The Departments of Labor, Health and Human Services (“HHS”), and the Treasury (collectively, “the Departments”) issued FAQ 57, providing the first guidance as it relates to the prohibition on gag clauses in provider agreements and the annual attestation as required under the Consolidated Appropriation Act of 2021 (“CAA-21”).
Among other things, the guidance requires group health plans and health insurance carriers to submit an annual attestation with the first attestation due no later than December 31, 2023.
Below you will find additional clarification provided by the FAQs:
What is a “gag clause?”
A “gag clause” is a contractual term that directly or indirectly restricts specific data and information that a plan or issuer can make available to another party. These clauses may be found in agreements between a plan or carrier and any of the following parties:
- a health care provider;
- a network or association of providers;
- a third-party administrator (“TPA”); or
- another service provider offering access to a network of providers.

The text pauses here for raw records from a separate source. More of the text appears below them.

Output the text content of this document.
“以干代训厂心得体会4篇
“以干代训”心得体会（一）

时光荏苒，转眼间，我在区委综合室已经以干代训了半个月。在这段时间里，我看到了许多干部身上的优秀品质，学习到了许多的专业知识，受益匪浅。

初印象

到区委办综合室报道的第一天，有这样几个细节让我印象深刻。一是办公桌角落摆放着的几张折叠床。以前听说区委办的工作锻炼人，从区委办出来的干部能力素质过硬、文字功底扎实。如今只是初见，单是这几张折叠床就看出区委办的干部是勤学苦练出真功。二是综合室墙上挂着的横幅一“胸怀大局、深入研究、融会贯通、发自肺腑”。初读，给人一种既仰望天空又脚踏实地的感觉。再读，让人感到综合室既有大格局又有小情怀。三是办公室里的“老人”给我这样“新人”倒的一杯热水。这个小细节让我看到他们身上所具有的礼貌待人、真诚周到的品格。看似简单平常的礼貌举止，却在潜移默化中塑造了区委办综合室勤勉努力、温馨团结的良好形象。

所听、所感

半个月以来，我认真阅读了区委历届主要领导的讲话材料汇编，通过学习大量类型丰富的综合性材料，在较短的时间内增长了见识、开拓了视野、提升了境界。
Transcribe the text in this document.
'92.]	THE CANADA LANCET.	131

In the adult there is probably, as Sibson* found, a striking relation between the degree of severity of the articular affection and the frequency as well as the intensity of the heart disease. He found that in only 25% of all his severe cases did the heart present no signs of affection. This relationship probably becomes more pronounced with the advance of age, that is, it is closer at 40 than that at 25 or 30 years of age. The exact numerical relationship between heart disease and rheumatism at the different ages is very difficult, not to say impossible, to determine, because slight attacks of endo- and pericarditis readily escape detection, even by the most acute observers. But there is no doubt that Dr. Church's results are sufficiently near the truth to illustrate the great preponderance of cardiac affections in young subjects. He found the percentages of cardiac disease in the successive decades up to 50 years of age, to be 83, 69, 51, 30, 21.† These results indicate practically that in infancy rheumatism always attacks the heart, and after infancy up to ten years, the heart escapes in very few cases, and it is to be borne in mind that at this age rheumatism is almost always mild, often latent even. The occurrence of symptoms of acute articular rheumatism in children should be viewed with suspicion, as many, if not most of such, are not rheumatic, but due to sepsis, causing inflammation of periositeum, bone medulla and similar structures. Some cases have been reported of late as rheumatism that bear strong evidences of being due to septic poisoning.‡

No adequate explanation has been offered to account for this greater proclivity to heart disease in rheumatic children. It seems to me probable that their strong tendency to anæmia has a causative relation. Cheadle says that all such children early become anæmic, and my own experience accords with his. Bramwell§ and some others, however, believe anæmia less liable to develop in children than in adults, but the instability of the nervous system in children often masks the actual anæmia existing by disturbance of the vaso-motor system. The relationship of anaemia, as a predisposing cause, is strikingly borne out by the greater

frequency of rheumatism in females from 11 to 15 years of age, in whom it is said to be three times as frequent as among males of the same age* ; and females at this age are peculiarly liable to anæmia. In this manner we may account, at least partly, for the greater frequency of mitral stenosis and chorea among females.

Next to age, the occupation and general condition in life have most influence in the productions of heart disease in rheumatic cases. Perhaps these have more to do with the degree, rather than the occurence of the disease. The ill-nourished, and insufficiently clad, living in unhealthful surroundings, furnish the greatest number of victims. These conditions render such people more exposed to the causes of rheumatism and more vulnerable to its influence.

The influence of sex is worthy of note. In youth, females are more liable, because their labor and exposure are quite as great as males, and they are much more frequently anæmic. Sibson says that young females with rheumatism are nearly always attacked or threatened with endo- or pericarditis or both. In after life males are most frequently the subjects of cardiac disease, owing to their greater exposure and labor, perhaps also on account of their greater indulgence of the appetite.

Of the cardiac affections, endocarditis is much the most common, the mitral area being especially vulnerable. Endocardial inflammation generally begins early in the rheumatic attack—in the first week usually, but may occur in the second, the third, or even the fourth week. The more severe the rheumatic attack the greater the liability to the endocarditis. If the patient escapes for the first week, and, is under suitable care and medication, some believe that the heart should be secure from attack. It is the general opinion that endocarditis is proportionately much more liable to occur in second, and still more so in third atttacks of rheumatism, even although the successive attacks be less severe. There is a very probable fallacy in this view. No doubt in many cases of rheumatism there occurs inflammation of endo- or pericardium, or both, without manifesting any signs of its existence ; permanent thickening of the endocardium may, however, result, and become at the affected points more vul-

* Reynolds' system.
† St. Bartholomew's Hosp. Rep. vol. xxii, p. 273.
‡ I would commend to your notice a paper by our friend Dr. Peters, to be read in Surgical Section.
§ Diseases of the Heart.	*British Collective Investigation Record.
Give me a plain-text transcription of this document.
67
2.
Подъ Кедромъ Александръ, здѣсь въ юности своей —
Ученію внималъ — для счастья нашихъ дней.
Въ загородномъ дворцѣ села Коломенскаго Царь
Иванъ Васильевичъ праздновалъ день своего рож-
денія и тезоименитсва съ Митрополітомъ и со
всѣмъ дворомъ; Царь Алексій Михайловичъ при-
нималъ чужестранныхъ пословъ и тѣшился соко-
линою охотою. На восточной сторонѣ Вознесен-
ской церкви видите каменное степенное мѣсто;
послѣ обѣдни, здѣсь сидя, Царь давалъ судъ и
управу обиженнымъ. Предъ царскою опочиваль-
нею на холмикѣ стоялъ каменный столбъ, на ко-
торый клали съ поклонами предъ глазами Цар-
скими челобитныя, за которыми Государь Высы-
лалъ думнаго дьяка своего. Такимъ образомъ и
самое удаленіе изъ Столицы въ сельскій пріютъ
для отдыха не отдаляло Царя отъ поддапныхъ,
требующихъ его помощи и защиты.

Under the CAA-21, group health plans and carriers offering group health insurance are prohibited from entering into agreements with providers, TPAs or other service providers that include language that would constitute a “gag clause” and restrict:
- disclosure of provider specific cost or quality of care information to referring providers, the plan sponsor, participants, beneficiaries and or any other plan members;
- electronic access to de-identified claims and encounter information or data for each participant, beneficiary or enrollee in the plan upon request and consistent with relevant privacy rules; and
- sharing information or data described above or directing that such information or data be shared with a business associate.
Plans and carriers must annually submit to the Departments an attestation that the plan or carrier complies with these requirements (“Attestation”).
The first Attestation is due no later than December 31, 2023, covering the period from December 27, 2020 through the date of the Attestation. Subsequent Attestations will be due by December 31 of each year and cover the period since the last Attestation was submitted.
The Attestation must be submitted to the Centers of Medicare and Medicaid Services (“CMS”) through a webform. An authentication code to access to the web form is required and generated upon request. CMS issued a detailed instructions document with relevant submission information, which can be found at https://www.cms.gov/files/document/gag-clause-prohibition-compliance-attestation-instructions.pdf.
A reporting entity, generally the group health plan or group health insurance carrier, is responsible for ensuring either that it annually attests or has another party (e.g., carrier, TPA) attest on its behalf that the reporting entity is in compliance with the prohibition on gag clauses.
Fully insured plans
If a group health plan is fully insured, both the carrier and the plan are subject to the Attestation. However, the Departments will consider both the carrier and the plan to have met the attestation requirement if the carrier submits Attestations on behalf of the plan. Employers with fully insured plans should confirm the carrier will handle this obligation.
Self-funded (including level funded plans)
A self-funded plan is responsible for compliance and may satisfy the requirement by entering into a written agreement under which the plan’s service provider (e.g., TPA) attests on its behalf. But like other CAA provisions, the legal responsibility will remain with the plan. Employers should seek written assurances from TPAs and other services providers that they will submit the attestation on their behalf.
The following plans are not subject to the requirement, and therefore do not need to attest:
- Account based plans such as a health FSA, HRA and ICHRA
- Excepted benefits, such as hospital indemnity insurance, dental and vision
- Short-term limited duration insurance
Employers should ensure that their group health plans do not include language or other restrictions that are considered “gag clauses” and coordinate with relevant carriers, TPAs and other service providers to timely submit the Attestation. The first due date is December 31, 2023. It should be noted that, although the first Attestation is not due until December 31, 2023, some employers have already received letters from HHS indicating that CMS is now collecting Attestations.
Employers with fully insured plans should confirm carriers will submit the Attestation on behalf of the insured group health plan. No further action is required if the carrier handles this step.
Employers with self-funded plans should enter into an agreement to have their TPA, PBM or other third party submit the Attestations on its behalf.